At the start of Friday, Australian shares plunged 1%, Nikkei shares in Japan lost 0.7%, shares in Seoul fell 0.24% and the E-Mini S&P futures contract was a tikkie lower at 0.04%.

US stocks fell sharply on Thursday after Federal Reserve Chairman Jerome Powell disappointed some investors by failing to signal that the Fed could sharpen long-term bond purchases to keep interest rates longer.

The tech-savvy Nasdaq Composite tumbled 2.1%, down about 10% from its Feb. 12 record and brought it to the right.

Although Powell made it clear that the Fed would not soon change its ultra-loose stance on monetary policy, some analysts were still concerned that rising Treasury yields could mean higher borrowing costs, which could limit the fragile economic recovery in the US .

“The US dollar has risen 0.8%, and there you see the sacred trinity of market fear – rising real rates, rising expectations of rate hikes and a stronger US dollar,” said Chris Weston, head of research at Pepperstone Markets Ltd a foreign exchange broker, in Australia.

Bond investors with a clumsy view of Treasuries paid homage to Powell’s remarks and sold the notes. The yield on 10-year treasury has climbed to above 1.5% to 1.5727%, but last week it is still below an annual high of 1.614%.

The yield curve, a measure of economic expectations, increased in rising yields, with the gap between two and ten-year yields widening overnight by another 6.3 basis points.

Rising treasury yields boost demand for the dollar. The dollar index jumped 0.61% against a basket of major currencies to 91.651, in sight of a three-month high of 91.633.

A stronger dollar hampered the yen. Early Friday, the yen was soft at 107.95, a level not seen since July 1st.

The euro also stumbled through a stronger dollar, with the common currency sluggish at $ 1.19665.

Climbing yields and dollar strength boosted gold prices, which fell to a nine-month low when investors sold the precious metal to reduce the cost of owning the non-yields.

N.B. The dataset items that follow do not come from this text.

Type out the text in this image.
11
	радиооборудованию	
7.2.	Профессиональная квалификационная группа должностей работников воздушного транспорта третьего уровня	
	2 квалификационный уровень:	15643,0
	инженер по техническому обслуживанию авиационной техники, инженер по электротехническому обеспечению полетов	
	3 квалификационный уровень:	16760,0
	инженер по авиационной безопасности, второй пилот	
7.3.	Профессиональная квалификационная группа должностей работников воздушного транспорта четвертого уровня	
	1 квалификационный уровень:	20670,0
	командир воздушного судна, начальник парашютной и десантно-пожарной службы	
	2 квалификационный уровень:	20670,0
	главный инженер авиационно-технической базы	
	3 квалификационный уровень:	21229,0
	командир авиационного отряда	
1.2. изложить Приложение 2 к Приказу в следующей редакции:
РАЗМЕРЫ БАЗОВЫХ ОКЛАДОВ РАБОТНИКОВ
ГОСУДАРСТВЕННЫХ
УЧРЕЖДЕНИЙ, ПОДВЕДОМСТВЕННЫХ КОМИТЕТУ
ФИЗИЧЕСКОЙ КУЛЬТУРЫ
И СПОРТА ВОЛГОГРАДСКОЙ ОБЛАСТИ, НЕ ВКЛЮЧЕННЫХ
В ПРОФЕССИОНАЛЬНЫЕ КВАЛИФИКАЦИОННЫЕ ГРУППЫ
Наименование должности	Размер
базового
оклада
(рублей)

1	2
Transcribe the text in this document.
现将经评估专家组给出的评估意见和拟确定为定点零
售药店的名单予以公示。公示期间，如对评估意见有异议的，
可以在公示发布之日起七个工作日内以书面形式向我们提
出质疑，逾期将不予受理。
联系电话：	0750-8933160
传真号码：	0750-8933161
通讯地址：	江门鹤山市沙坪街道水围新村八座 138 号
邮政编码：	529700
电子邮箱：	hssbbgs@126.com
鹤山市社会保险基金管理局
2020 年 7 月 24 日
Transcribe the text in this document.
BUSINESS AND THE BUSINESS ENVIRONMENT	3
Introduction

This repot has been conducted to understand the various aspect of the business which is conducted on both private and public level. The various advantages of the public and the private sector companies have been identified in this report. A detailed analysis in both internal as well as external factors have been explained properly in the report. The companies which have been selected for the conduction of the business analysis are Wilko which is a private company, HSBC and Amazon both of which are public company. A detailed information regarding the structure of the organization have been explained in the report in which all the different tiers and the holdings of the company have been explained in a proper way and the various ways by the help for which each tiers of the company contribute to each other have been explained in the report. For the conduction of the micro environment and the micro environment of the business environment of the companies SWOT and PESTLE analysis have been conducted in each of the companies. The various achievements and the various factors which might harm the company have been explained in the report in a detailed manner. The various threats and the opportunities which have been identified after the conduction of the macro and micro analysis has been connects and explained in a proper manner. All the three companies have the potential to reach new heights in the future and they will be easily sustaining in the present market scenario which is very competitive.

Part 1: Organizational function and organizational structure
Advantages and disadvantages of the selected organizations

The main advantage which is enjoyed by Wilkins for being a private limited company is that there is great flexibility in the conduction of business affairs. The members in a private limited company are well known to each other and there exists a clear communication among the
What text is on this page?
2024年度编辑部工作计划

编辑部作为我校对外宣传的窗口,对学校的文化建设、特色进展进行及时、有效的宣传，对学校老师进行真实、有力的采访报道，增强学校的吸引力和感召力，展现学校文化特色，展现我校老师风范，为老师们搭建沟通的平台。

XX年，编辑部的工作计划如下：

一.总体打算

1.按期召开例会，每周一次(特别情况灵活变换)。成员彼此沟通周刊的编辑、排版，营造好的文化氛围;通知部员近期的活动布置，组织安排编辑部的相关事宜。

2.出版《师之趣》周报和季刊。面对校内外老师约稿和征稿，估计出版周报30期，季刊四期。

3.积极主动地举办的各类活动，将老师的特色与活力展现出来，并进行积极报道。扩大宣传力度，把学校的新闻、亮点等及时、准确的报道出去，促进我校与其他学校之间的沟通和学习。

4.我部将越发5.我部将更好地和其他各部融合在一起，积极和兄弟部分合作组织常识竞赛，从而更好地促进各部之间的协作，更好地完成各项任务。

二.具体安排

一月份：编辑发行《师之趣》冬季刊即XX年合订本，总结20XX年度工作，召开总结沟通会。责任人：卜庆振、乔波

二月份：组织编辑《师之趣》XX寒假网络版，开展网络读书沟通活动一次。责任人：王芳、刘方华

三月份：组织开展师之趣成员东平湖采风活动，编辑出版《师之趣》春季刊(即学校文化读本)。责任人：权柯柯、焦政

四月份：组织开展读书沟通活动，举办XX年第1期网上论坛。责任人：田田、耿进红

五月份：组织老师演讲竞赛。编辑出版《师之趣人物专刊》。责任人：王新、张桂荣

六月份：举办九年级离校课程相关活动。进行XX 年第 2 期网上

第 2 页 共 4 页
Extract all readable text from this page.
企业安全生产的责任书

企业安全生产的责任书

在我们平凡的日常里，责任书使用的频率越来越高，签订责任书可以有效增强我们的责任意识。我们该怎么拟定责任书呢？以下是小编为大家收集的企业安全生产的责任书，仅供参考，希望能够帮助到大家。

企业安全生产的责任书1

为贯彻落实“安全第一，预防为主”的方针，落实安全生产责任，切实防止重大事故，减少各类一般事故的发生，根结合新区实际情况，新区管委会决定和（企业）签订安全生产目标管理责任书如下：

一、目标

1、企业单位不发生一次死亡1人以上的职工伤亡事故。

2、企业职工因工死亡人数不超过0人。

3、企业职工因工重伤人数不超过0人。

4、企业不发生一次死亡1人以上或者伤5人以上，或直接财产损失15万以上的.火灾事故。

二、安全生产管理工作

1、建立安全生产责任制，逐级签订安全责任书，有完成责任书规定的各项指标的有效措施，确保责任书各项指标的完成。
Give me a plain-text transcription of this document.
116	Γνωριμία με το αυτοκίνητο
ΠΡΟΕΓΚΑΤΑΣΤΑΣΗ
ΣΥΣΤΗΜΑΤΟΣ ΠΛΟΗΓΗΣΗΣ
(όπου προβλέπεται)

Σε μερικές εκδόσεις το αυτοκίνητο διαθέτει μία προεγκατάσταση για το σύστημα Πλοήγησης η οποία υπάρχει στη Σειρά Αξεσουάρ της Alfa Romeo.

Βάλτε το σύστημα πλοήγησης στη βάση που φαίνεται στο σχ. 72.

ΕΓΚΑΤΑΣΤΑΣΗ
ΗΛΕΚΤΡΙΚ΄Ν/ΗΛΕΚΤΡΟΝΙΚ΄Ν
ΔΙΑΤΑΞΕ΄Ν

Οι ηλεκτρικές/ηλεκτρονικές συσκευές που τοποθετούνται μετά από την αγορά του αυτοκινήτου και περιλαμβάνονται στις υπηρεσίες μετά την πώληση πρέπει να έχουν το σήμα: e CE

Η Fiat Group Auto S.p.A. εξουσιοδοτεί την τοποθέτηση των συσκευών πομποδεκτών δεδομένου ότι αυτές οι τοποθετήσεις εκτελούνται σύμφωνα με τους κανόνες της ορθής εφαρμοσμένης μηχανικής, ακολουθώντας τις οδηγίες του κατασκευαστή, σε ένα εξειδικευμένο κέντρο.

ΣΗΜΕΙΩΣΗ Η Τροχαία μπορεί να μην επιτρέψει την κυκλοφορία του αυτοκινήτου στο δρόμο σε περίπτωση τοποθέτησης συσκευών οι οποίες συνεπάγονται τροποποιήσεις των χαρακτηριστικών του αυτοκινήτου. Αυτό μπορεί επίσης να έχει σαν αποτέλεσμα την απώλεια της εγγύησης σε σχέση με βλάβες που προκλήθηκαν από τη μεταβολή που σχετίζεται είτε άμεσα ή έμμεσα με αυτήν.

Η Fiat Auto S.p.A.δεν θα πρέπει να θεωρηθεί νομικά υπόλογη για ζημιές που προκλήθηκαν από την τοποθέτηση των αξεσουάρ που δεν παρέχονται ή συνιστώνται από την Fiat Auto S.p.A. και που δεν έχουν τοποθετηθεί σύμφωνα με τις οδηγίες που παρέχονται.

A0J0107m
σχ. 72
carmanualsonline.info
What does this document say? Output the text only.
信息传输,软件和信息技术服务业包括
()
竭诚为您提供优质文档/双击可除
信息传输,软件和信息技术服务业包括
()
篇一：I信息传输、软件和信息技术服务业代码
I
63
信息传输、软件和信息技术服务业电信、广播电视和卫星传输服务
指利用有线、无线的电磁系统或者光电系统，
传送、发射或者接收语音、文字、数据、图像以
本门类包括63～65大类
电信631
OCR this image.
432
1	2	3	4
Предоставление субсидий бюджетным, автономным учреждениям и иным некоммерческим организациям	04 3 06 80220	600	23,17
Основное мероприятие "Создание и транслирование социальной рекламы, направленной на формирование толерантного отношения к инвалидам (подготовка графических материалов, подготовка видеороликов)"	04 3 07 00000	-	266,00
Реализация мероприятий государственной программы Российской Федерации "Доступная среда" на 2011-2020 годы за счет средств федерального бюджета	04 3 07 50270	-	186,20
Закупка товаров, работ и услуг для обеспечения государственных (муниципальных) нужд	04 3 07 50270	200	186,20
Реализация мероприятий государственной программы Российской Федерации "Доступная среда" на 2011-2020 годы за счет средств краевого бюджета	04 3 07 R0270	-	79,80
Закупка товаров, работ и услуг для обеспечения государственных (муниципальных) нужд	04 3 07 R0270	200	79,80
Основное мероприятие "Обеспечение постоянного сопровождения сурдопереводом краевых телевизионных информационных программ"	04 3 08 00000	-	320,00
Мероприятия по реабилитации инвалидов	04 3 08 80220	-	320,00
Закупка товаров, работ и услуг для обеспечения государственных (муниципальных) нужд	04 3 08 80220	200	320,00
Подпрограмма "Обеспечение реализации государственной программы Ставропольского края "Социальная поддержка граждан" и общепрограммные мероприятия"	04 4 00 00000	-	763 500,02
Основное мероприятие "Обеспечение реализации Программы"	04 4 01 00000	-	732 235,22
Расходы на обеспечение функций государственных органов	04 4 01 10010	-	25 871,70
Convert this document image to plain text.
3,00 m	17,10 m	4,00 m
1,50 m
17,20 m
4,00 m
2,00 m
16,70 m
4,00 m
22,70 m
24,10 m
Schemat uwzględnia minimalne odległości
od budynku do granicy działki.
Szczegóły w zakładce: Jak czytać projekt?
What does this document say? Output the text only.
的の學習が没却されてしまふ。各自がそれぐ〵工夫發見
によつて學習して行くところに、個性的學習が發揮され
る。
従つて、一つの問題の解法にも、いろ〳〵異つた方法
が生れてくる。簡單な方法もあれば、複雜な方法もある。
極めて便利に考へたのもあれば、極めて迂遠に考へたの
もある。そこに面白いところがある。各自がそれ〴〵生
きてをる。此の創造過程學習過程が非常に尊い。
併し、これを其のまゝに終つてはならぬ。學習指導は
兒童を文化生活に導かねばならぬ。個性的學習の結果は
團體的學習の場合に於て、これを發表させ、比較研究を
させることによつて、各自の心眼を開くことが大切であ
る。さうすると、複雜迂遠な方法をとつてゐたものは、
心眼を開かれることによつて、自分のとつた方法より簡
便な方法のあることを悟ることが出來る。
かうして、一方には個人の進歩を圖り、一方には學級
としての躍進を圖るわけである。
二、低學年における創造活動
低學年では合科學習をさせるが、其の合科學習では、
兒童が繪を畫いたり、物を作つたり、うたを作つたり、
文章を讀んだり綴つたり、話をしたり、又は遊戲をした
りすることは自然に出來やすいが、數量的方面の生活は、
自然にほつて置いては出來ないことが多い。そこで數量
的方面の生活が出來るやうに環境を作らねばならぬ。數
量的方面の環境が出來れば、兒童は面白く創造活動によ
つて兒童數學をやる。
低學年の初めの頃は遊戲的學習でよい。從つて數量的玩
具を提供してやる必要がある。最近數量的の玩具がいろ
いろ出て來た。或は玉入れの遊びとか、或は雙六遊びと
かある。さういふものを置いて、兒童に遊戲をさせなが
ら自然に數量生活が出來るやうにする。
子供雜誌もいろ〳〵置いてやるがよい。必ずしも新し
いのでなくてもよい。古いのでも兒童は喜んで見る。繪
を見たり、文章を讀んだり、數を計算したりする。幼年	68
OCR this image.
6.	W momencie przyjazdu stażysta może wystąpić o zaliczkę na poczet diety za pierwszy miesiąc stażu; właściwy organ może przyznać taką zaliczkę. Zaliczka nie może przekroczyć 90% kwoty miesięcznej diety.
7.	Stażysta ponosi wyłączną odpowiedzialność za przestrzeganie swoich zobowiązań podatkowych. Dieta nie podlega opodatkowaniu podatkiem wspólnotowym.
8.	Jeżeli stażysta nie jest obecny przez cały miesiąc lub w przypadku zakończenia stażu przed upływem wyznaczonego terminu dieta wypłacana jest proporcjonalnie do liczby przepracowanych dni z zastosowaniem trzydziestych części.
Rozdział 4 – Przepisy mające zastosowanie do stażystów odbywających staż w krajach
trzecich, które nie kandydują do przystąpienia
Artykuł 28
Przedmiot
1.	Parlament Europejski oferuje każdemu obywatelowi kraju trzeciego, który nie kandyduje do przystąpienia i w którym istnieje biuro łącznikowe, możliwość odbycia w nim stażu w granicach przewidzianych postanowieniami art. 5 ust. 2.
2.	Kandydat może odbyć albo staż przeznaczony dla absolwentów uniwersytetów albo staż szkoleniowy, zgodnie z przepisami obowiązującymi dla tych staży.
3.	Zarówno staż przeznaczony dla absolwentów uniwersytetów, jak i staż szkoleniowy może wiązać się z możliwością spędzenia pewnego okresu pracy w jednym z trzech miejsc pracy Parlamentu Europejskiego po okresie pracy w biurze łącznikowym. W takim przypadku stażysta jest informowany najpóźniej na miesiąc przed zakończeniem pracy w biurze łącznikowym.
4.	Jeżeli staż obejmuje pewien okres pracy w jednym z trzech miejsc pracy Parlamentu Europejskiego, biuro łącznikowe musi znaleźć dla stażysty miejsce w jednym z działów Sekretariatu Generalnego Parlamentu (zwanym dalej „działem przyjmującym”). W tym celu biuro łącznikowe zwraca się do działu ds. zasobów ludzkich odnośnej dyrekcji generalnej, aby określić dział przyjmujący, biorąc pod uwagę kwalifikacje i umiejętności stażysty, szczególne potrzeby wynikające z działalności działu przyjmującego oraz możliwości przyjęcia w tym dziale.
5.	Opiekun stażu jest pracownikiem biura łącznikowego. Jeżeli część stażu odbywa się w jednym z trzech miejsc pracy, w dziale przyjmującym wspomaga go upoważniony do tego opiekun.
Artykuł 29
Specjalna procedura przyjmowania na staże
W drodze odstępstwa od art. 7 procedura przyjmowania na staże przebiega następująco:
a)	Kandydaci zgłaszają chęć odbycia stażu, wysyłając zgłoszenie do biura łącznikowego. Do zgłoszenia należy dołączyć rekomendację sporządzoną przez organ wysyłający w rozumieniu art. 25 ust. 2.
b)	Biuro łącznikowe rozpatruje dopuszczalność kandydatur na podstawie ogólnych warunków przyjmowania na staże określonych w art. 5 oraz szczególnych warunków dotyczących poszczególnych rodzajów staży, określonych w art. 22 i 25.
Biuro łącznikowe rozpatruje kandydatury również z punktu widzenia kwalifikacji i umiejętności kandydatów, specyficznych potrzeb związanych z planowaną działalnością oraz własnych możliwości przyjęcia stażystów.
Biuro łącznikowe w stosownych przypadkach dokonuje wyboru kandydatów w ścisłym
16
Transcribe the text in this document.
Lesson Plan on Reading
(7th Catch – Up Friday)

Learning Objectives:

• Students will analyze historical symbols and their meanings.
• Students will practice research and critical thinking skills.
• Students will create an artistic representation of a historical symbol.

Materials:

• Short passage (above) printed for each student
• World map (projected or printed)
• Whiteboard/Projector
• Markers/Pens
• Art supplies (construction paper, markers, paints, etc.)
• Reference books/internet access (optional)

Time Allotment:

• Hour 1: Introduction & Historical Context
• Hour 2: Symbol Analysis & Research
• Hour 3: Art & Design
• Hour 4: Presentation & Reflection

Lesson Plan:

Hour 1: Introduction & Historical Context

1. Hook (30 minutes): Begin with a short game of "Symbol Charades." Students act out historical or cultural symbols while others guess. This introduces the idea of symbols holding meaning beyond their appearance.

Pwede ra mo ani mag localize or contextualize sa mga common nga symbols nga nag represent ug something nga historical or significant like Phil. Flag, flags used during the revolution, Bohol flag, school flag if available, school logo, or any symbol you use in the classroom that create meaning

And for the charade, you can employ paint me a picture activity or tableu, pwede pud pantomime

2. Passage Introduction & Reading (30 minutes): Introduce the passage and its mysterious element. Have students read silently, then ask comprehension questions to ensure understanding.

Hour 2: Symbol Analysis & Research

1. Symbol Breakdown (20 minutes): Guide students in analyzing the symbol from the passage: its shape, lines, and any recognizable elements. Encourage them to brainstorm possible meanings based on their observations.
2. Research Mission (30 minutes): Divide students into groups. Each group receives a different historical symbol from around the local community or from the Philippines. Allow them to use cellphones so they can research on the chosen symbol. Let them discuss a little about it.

Spot gold slipped another 0.2% early Friday and stood at $ 1,694,0600 per ounce, trading below $ 1,700 for the first time since June 2020.

On the other hand, oil prices rose early Friday after rising overnight.

US crude futures climbed 0.85% to $ 64.38 a barrel after the overnight overnight January 2020 scale of $ 64.86. Analysts said OPEC’s decision not to increase production in April, as many had expected, showed what it was prepared to do to deplete inventories and keep prices up.

In the cryptocurrency market, bitcoin reduced its losses overnight, and was 3.8% lower at $ 48,473 early Friday.